Angst last night led to a 'sleep' full of horrific nightmares - in sleep I get what I deserve.
I don't know what to do today. I feel like my heart stopped beating last night. Anyone got any jump-leads?
And, oh. Guilt. Oh. I'm sorry, you.
Christ...I'm so frightened.
Gasping, curl-up-in-a-ball-so-you-don't-hurt-yourself frightened.
I don't know what to do.
...you lot have fewer entries to sift through. ~s~
Wednesday. Business as usual. Things are not okay. In a short while I've got to go and rehearse things with my mum and our absurd and awful director of music. Somehow I've got to put on bright & cheerful for mum. I'm getting better at it though...here's hoping she doesn't notice anything.
Insert lyrics to bad Oleta Adams song that I hate here.

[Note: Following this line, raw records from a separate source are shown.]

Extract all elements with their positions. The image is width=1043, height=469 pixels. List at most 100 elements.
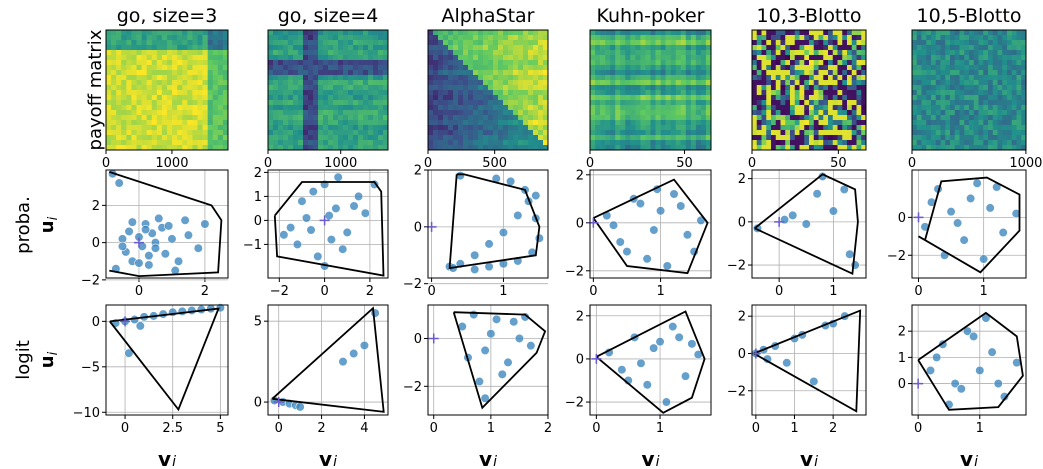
heatmap-cell bbox=[823, 85, 829, 91]
heatmap-cell bbox=[463, 80, 469, 86]
heatmap-cell bbox=[503, 60, 509, 66]
heatmap-cell bbox=[978, 50, 984, 56]
convex-hull-line bbox=[271, 306, 385, 413]
heatmap-cell bbox=[926, 95, 932, 101]
heatmap-cell bbox=[308, 130, 314, 136]
heatmap-cell bbox=[635, 65, 641, 71]
heatmap-cell bbox=[343, 55, 349, 61]
heatmap-cell bbox=[468, 115, 474, 121]
heatmap-cell bbox=[832, 60, 838, 66]
heatmap-cell bbox=[463, 100, 469, 106]
heatmap-cell bbox=[823, 145, 829, 151]
heatmap-cell bbox=[308, 135, 314, 141]
heatmap-cell bbox=[182, 70, 188, 76]
heatmap-cell bbox=[146, 100, 153, 106]
heatmap-cell bbox=[288, 125, 294, 131]
heatmap-cell bbox=[141, 70, 147, 76]
heatmap-cell bbox=[187, 95, 193, 101]
heatmap-cell bbox=[945, 110, 951, 116]
heatmap-cell bbox=[217, 105, 224, 111]
heatmap-cell bbox=[780, 135, 786, 141]
heatmap-cell bbox=[988, 40, 994, 46]
heatmap-cell bbox=[373, 75, 379, 81]
heatmap-cell bbox=[493, 80, 499, 86]
heatmap-cell bbox=[463, 75, 469, 81]
heatmap-cell bbox=[997, 110, 1003, 116]
heatmap-cell bbox=[945, 85, 951, 91]
heatmap-cell bbox=[458, 85, 464, 91]
heatmap-cell bbox=[969, 45, 975, 51]
heatmap-cell bbox=[303, 45, 309, 51]
heatmap-cell bbox=[503, 100, 509, 106]
heatmap-cell bbox=[950, 135, 956, 141]
heatmap-cell bbox=[940, 125, 946, 131]
heatmap-cell bbox=[615, 85, 621, 91]
heatmap-cell bbox=[318, 90, 324, 96]
heatmap-cell bbox=[538, 40, 544, 46]
heatmap-cell bbox=[483, 120, 489, 126]
heatmap-cell bbox=[655, 35, 661, 41]
heatmap-cell bbox=[660, 105, 666, 111]
scatter-point bbox=[956, 384, 966, 394]
heatmap-cell bbox=[273, 30, 279, 36]
proba-panel-4: 0 1−202 bbox=[727, 169, 867, 299]
heatmap-cell bbox=[353, 60, 359, 66]
heatmap-cell bbox=[212, 55, 219, 61]
heatmap-cell bbox=[752, 60, 758, 66]
scatter-point bbox=[526, 341, 536, 351]
heatmap-cell bbox=[675, 70, 682, 76]
heatmap-cell bbox=[837, 55, 843, 61]
heatmap-cell bbox=[620, 30, 626, 36]
heatmap-cell bbox=[503, 95, 509, 101]
heatmap-cell bbox=[167, 110, 173, 116]
heatmap-cell bbox=[590, 110, 596, 116]
heatmap-cell bbox=[1016, 135, 1022, 141]
heatmap-cell bbox=[358, 40, 364, 46]
x-tick-label: 0 bbox=[914, 421, 922, 436]
heatmap-cell bbox=[931, 65, 937, 71]
heatmap-cell bbox=[328, 125, 334, 131]
heatmap-cell bbox=[766, 135, 772, 141]
heatmap-cell bbox=[590, 115, 596, 121]
scatter-point bbox=[342, 227, 352, 237]
scatter-point bbox=[975, 365, 985, 376]
heatmap-cell bbox=[131, 130, 137, 136]
heatmap-cell bbox=[851, 75, 857, 81]
heatmap-cell bbox=[813, 130, 819, 136]
heatmap-cell bbox=[368, 130, 374, 136]
heatmap-cell bbox=[358, 80, 364, 86]
heatmap-cell bbox=[303, 115, 309, 121]
heatmap-cell bbox=[832, 75, 838, 81]
heatmap-cell bbox=[273, 45, 279, 51]
heatmap-cell bbox=[625, 55, 631, 61]
heatmap-cell bbox=[630, 95, 636, 101]
heatmap-cell bbox=[528, 85, 534, 91]
heatmap-cell bbox=[167, 90, 173, 96]
heatmap-cell bbox=[640, 45, 646, 51]
heatmap-cell bbox=[106, 85, 112, 91]
heatmap-cell bbox=[1021, 35, 1027, 41]
heatmap-cell bbox=[615, 100, 621, 106]
heatmap-cell bbox=[610, 80, 616, 86]
heatmap-cell bbox=[303, 85, 309, 91]
heatmap-cell bbox=[343, 105, 349, 111]
heatmap-cell bbox=[131, 40, 137, 46]
heatmap-cell bbox=[383, 145, 389, 151]
heatmap-cell bbox=[655, 130, 661, 136]
heatmap-cell bbox=[625, 130, 631, 136]
heatmap-cell bbox=[828, 90, 834, 96]
heatmap-cell bbox=[799, 95, 805, 101]
heatmap-cell bbox=[660, 55, 666, 61]
heatmap-cell bbox=[111, 40, 117, 46]
heatmap-cell bbox=[298, 85, 304, 91]
heatmap-cell bbox=[283, 75, 289, 81]
heatmap-cell bbox=[333, 35, 339, 41]
heatmap-cell bbox=[645, 80, 651, 86]
heatmap-cell bbox=[458, 140, 464, 146]
heatmap-cell bbox=[378, 60, 384, 66]
heatmap-cell bbox=[752, 95, 758, 101]
heatmap-cell bbox=[861, 65, 867, 71]
heatmap-cell bbox=[640, 100, 646, 106]
heatmap-cell bbox=[222, 100, 229, 106]
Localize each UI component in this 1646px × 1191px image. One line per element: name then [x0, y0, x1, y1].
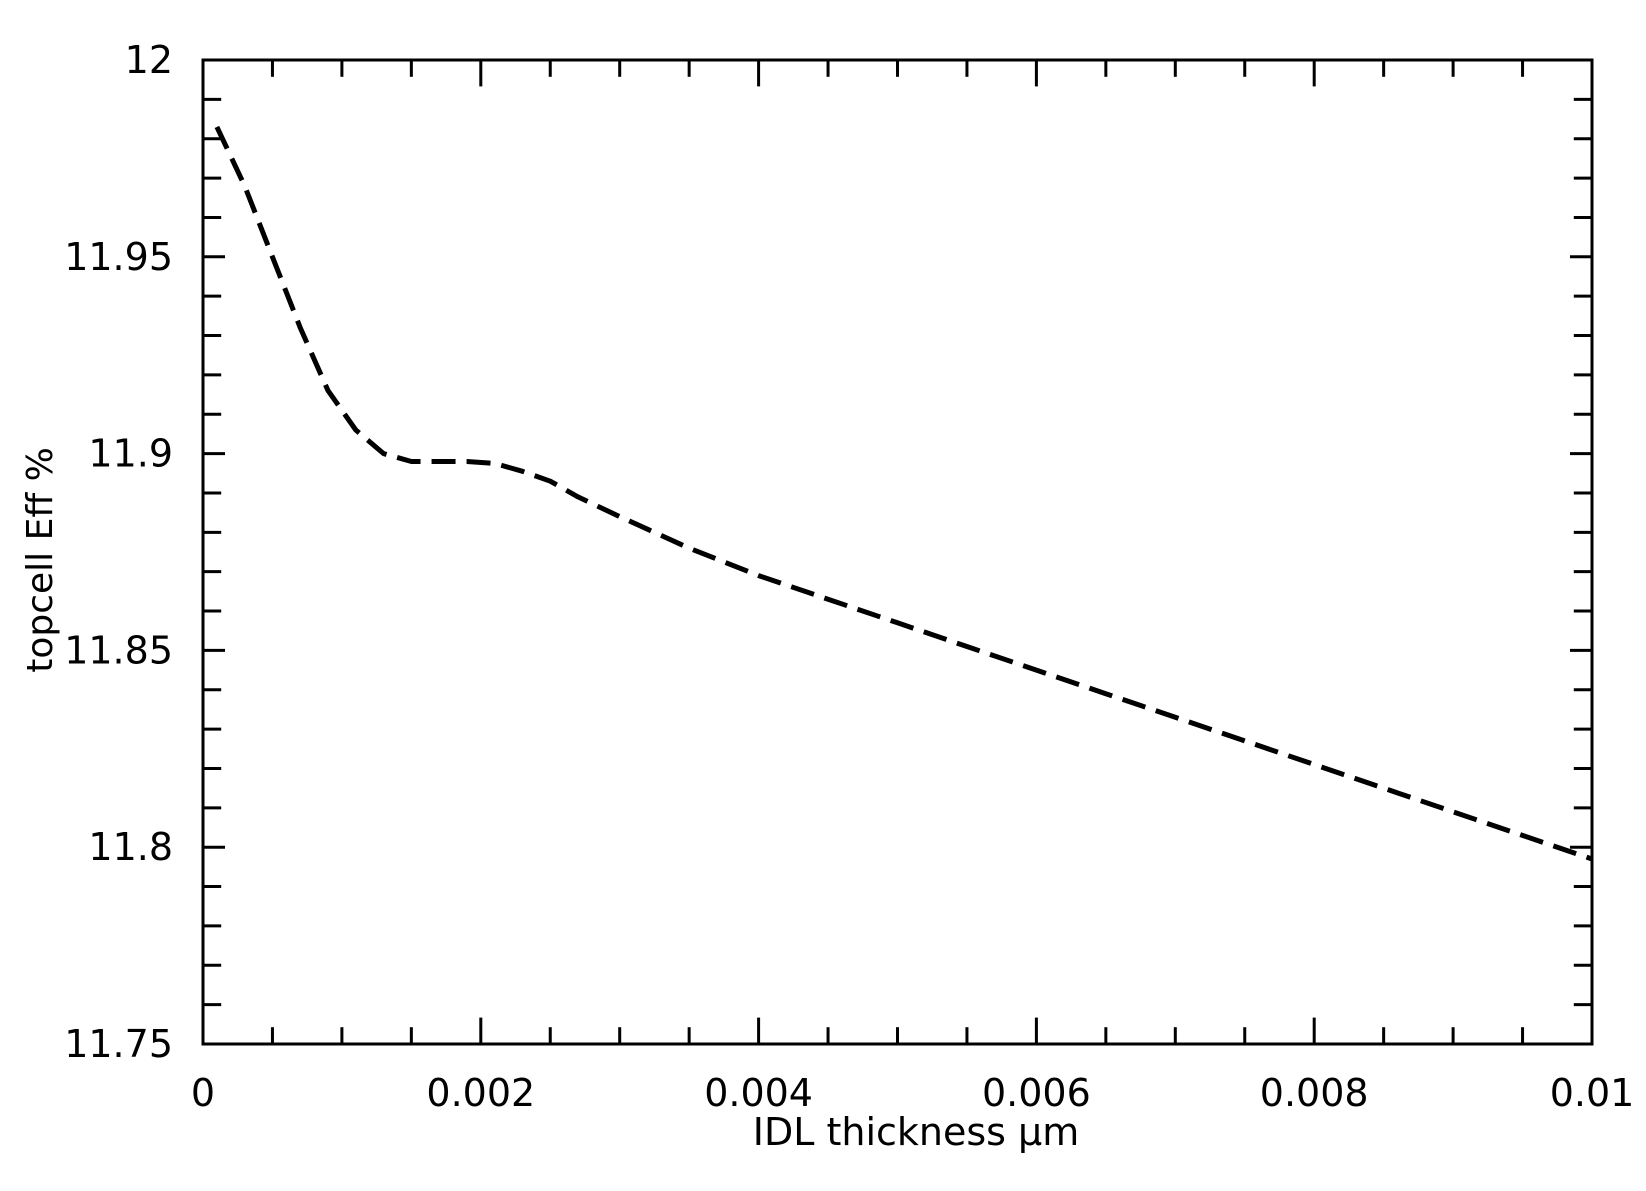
y-tick-label: 11.75 [64, 1022, 173, 1066]
x-tick-label: 0 [191, 1071, 215, 1115]
series-line-0 [214, 125, 1593, 862]
y-tick-label: 12 [125, 38, 173, 82]
x-tick-label: 0.002 [426, 1071, 535, 1115]
y-tick-label: 11.8 [88, 825, 173, 869]
plot-frame [201, 58, 1594, 1046]
x-tick-label: 0.006 [982, 1071, 1091, 1115]
y-tick-label: 11.95 [64, 235, 173, 279]
x-axis-label: IDL thickness µm [753, 1110, 1080, 1154]
y-tick-label: 11.85 [64, 628, 173, 672]
y-tick-label: 11.9 [88, 432, 173, 476]
x-tick-label: 0.004 [704, 1071, 813, 1115]
x-tick-label: 0.008 [1260, 1071, 1369, 1115]
y-axis-label: topcell Eff % [20, 447, 61, 673]
x-tick-label: 0.01 [1550, 1071, 1635, 1115]
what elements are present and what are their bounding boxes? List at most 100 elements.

I spent the morning in bed. I couldn't get up. I hate that. Motivation isn't something that happens to me anyway, but getting up and doing stuff that I actually *want* to do normally is. Although when I got up at midday and came downstairs to attempt to do something productive like watch TV, I was reminded why I hadn't - it was either non-stop J-Lo, or 'Blurry' by Puddle Of Mudd. Which had me in floods again in seconds. Gah.
Well, I can't hang around here all day. I have to go and find a voice.
And remember not to use it to tell anyone I'm falling for them.
I would like to hurt less, please. ~sigh~
And if anyone else says anything like "Oooh, your mother's coming to sing in Friday? Wow...you must be so proud of her...she's a Dame, right? Wow..." I shall smash their head into the nearest computer screen.
She's my mother. I love her because she's my mother.
Bah. Blasted sweet people, ruining my misery. ~grin~
Very occasionally, the people at school are actually rather lovely.
It's weird when the people in question are Gemma & co, though.
You know, thinking about this, I probably should warn *you* lot that you all ought to be careful being kind to me. It's a really good way to get me liking you more than you want.
This has been a public service announcement. Thank you.
There was a post here. Now there isn't. This post has gone on holiday.
It might come back. With a tan.
Tasha : Look, I have soup in my hair. I'm not the one to be giving you love advice.
I love my friends.
Sonia just lent me the No Doubt album, as having heard 'Hella Good' and deeming it at least as good as 'Hey Baby', I figured the album was worth checking out.
It is. They've done the only thing that could have made me like them. They've hooked up to synths. I like. I like. It's all sparkly! And it's music to pose to! *YAY*!
There's the odd dodgy reggae-influenced bit - and if you know me you'll know that reggae is total anathema to me - but it's mainly just down-and-dirty electronic pop.
Also. I am loved. I really, really am.